Episode Report Card
Jacob Clifton: B | Grade It Now!
Lesson Ten: Keep It In The Aughts

What's going on with Capital Edge while all this respect and accomplishment is toasting warmly? Well, they all love each other, right? So just more of the same, rallying in the face of their five-call failure? Not exactly. What's going on is, however, totally awesome. Alla's doing her nightly regime in the bathroom and talking Adam into quite a tizzy: "Every second matters! We left a half hour early! It wasn't just the workforce!" Adam, willing to be led, is like, "I remember you said all that, Queen Alla!" He interviews that Felisha didn't come through for them, because she only brought 15 sucky people and the street-team stuff didn't help at all. He fake-worries to Alla, "It was a labor issue...they're going to pick at that…" like he just hopes Felisha doesn't get fired for being such an idiot. "They got sixty people! Why not Felisha?" I guess we skipped the part where Alla slipped Khan-worms into his ear, because the answer is: your stupid worthless carriages took up all the budget. Whistling a private tune of self-satisfaction, knowing Alla's completely in his corner, Adam goes off to suck his thumb and play Game Boy DS, knowing his back is covered.

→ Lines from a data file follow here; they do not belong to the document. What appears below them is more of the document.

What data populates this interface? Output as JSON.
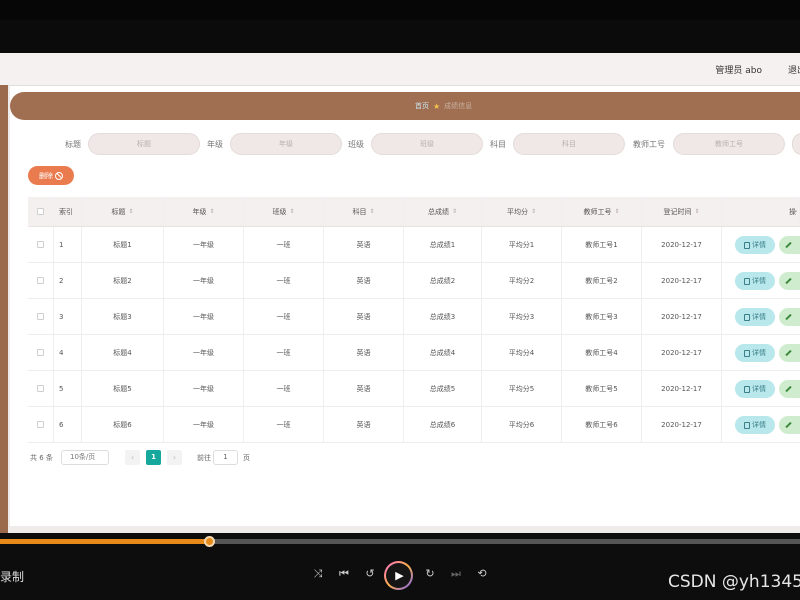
{
  "nav": {
    "user": "管理员 abo",
    "logout": "退出登录"
  },
  "breadcrumb": {
    "home": "首页",
    "current": "成绩信息"
  },
  "search": {
    "fields": [
      {
        "label": "标题",
        "placeholder": "标题"
      },
      {
        "label": "年级",
        "placeholder": "年级"
      },
      {
        "label": "班级",
        "placeholder": "班级"
      },
      {
        "label": "科目",
        "placeholder": "科目"
      },
      {
        "label": "教师工号",
        "placeholder": "教师工号"
      }
    ]
  },
  "toolbar": {
    "delete_label": "删除"
  },
  "table": {
    "headers": [
      "索引",
      "标题",
      "年级",
      "班级",
      "科目",
      "总成绩",
      "平均分",
      "教师工号",
      "登记时间",
      "操作"
    ],
    "rows": [
      {
        "index": "1",
        "title": "标题1",
        "grade": "一年级",
        "class": "一班",
        "subject": "英语",
        "total": "总成绩1",
        "avg": "平均分1",
        "teacher": "教师工号1",
        "date": "2020-12-17"
      },
      {
        "index": "2",
        "title": "标题2",
        "grade": "一年级",
        "class": "一班",
        "subject": "英语",
        "total": "总成绩2",
        "avg": "平均分2",
        "teacher": "教师工号2",
        "date": "2020-12-17"
      },
      {
        "index": "3",
        "title": "标题3",
        "grade": "一年级",
        "class": "一班",
        "subject": "英语",
        "total": "总成绩3",
        "avg": "平均分3",
        "teacher": "教师工号3",
        "date": "2020-12-17"
      },
      {
        "index": "4",
        "title": "标题4",
        "grade": "一年级",
        "class": "一班",
        "subject": "英语",
        "total": "总成绩4",
        "avg": "平均分4",
        "teacher": "教师工号4",
        "date": "2020-12-17"
      },
      {
        "index": "5",
        "title": "标题5",
        "grade": "一年级",
        "class": "一班",
        "subject": "英语",
        "total": "总成绩5",
        "avg": "平均分5",
        "teacher": "教师工号5",
        "date": "2020-12-17"
      },
      {
        "index": "6",
        "title": "标题6",
        "grade": "一年级",
        "class": "一班",
        "subject": "英语",
        "total": "总成绩6",
        "avg": "平均分6",
        "teacher": "教师工号6",
        "date": "2020-12-17"
      }
    ],
    "detail_label": "详情",
    "edit_label": "修改"
  },
  "pagination": {
    "total": "共 6 条",
    "page_size": "10条/页",
    "current": "1",
    "goto_label": "前往",
    "goto_value": "1",
    "unit": "页"
  },
  "player": {
    "record_label": "录制",
    "progress": 0.262,
    "watermark": "CSDN @yh1345"
  },
  "colors": {
    "accent": "#a06e50",
    "delete_button": "#ea7b4f",
    "page_active": "#16a89c",
    "detail_button": "#b8e8ec",
    "edit_button": "#cfeccf"
  }
}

ACT TWO! Alla and Felisha are now both at the sinks, getting their late-night girly stuff done. Yet again, Felisha ignores the combination-skin moisturizer. Look, I'm telling you this because I love you: I think you're actually quite beautiful, just lovely, but you have got to take better care of your skin. Exfoliate and moisturize! That's all it would take! Not to get all Kyan skin-Nazi with you, but you're only a fucking year older than I. I know plenty of actual forty-year-old smokers, which is what you look like, and to a one they still have better skin than you. There's still time! In a week you could deal with this, given some competent advice. Why didn't Josh help you out here? Or in fact any of your buttery-soft, clear-skinned bitch teammates? Spend the money, girlfriend! I get kind of crazy about exfoliation, sorry. Alla floats that it was a time-management issue, as she did with Adam, but this time highlights the time taken wrapping those awful carriages. Again with the evil laughter echoing across America. Felisha posits that Adam will say, "But where were the people?" because that's how he thinks. It wasn't one thing, but it's Adam's "naïtivity" that will get in the way. Props for adjectiving a wordness that didn't necessible the helpation, but the sentiment is right, and she's smart for seeing it: not even as a lever in the Boardroom, just the issue qua the issue, Adam would see a strict while ($ sales= X-5){ issue there, even taking himself completely out of the code, it would still look like that to him. "What will you tell Trump? That's the hardest question," murmurs Felisha, and Alla nods, and nobody knows what the lady's planning. And that is beautiful. Here's the relevant line from my verbatim notes, at this point in the episode: dude this is goingto be so fking awesome.

Oh, and I was right. Down in the Boardroom, Trump gets there faster than ever: "Excel only had two people. One with a broken ankle. On a street task." That's the bottom line, and I love that Trump got to say it, because it's gorgeous; say it out loud and you'll see. Felisha immediately starts in about how there's "not one single reason," but Trump again is like, "Two people, three ankles between them, though." Felisha -- smartly -- retorts that one could -- certainly, in that situation -- hire "as much staff as possible, to make up for that difference." Trump asks why they didn't, and Felisha fumbles horribly: "It just wasn't something we considered, sir." And that is when I started lobbying for her to go home. She's better than Adam in every way -- not like that's hard, given the competition -- but that shit is unforgivable. And the sick part is, she didn't avoid it because she was trying to be nice to Adam; she did it because she's still permanently stuck to Alla's ass, and that's idiotic. At this point, saying that this was a problem with the campaign as a whole -- and something she was pretty vocal about -- would be more of a diss on Alla than Adam, and she knows this, so instead of going after it, she keeps quiet. Felisha! You are dead to me! Alla doesn't care about you! You have got to know better!